Two Harvard professors will direct a study this summer to see what the average citizen expects of the city he lives in.
Edward C. Banfield, Henry Lee Shattuck Professor of Urban Government, and James Q. Wilson, associate professor of Government, will conduct the survey for the Harvard-M.I.T. Joint Center for Urban Studies.
The survey will not study how the urban voter stands on national problems, but will seek to learn something about the nature of the city-citizen bond -- a largely unexplored question. A random sample of Boston voters will be asked what they think the city may demand of them, and what they think it owes them.
Although the precise questions will not be released until the survey is completed, they could presumably range from garbage collection to matters of school policy. However, none of the questions will deal specifically with Boston, Wilson said last week. "We will not ask people what they think of Mrs. Hicks (controversial member of Boston's School Committee's)," he added.

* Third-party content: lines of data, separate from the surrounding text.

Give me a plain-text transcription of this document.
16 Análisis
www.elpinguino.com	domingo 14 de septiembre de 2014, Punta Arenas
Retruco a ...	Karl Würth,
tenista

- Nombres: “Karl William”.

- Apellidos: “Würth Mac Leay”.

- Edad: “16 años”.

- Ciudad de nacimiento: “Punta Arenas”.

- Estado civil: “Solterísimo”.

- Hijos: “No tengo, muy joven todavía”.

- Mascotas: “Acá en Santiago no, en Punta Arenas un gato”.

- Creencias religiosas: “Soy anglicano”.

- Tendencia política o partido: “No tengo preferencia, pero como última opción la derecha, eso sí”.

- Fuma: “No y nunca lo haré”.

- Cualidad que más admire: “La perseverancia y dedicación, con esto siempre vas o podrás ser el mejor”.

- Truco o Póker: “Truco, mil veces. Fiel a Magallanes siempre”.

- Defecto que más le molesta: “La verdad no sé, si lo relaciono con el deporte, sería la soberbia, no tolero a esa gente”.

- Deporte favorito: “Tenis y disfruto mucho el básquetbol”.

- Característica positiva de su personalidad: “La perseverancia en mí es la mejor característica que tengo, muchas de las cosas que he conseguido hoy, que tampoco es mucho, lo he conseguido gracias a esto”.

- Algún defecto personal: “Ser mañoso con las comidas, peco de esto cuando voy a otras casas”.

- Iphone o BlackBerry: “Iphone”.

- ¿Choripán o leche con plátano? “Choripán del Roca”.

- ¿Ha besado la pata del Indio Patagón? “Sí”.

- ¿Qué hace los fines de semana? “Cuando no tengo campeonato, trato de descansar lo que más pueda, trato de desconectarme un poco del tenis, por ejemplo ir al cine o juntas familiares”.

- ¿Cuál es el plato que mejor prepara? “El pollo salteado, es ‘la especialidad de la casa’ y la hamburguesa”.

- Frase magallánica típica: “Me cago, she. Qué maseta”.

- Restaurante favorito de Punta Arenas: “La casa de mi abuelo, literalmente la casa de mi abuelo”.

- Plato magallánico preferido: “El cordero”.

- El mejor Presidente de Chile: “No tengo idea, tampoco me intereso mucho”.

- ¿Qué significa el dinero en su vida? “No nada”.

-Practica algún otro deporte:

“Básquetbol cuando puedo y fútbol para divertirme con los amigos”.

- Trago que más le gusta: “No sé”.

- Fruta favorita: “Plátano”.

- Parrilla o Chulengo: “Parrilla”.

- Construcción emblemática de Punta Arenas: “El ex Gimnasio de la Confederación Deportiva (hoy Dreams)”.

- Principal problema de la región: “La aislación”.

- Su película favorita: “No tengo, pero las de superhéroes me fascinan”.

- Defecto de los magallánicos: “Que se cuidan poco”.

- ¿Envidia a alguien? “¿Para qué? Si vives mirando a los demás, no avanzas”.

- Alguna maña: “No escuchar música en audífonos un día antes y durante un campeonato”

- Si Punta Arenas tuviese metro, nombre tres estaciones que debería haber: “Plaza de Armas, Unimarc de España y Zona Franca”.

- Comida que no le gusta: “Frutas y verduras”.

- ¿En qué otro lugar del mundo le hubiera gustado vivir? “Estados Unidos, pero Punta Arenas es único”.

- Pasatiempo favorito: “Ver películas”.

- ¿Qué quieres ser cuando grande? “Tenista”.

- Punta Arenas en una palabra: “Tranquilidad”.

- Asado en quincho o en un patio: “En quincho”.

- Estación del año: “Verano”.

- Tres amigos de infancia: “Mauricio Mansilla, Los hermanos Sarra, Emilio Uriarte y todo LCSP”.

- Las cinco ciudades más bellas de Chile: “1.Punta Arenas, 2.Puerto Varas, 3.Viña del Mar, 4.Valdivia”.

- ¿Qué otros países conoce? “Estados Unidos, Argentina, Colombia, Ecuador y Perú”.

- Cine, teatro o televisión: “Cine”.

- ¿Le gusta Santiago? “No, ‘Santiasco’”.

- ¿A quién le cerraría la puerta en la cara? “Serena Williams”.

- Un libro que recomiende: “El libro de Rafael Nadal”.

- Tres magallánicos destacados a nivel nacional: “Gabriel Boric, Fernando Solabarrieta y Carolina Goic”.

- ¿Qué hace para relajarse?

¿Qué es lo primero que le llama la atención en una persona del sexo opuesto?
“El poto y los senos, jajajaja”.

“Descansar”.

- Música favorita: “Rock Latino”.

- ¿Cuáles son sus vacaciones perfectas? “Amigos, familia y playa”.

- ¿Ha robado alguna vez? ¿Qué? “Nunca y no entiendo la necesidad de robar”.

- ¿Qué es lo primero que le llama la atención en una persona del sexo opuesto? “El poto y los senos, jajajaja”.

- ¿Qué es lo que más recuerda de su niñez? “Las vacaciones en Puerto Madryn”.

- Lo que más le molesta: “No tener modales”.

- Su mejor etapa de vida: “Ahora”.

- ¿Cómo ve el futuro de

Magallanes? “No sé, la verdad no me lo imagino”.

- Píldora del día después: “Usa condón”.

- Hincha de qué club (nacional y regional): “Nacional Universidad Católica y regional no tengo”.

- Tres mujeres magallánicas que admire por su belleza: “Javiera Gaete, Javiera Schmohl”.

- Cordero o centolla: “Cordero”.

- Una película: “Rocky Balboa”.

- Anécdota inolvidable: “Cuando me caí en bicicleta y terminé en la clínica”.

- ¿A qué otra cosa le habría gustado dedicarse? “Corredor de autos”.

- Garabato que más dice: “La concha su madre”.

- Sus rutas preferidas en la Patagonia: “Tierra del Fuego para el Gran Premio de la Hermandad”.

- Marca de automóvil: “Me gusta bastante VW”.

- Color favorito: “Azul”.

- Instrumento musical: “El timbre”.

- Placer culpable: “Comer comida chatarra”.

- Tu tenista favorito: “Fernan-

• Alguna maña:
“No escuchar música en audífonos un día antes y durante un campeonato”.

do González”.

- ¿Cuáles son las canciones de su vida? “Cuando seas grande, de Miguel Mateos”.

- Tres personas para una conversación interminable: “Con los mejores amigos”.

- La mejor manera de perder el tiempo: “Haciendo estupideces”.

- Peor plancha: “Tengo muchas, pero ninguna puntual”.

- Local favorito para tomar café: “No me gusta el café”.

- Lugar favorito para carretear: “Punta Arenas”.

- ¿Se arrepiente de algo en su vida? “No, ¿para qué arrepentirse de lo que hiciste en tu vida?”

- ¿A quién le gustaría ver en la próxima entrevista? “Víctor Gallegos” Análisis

Some eight Harvard students and a team of professional interviewers from the Community Research Project of Boston will conduct the interviews in several hundred Boston homes this summer.
One portion of the people to be interviewed was selected in a totally random fashion -- any Boston voter having as much chance of being chosen as any other. The remainder was chosen randomly from certain designated neighborhoods, in order to over-represent minority groups. If this were not done, Wilson said, minorities would be represented in numbers too small to be meaningful.
Also Detroit
Part of the Boston questionnaire is being administered in Detroit this summer, under the supervision of the University of Michigan. Twenty years ago in Detroit, a survey something like the Boston study was conducted, but "not with our questions," Wilson said.
Answers to the 54-page questionnaire will be analyzed this fall, and the results will be presented in a paper. Eventually, Wilson hopes, a book may be written on the study.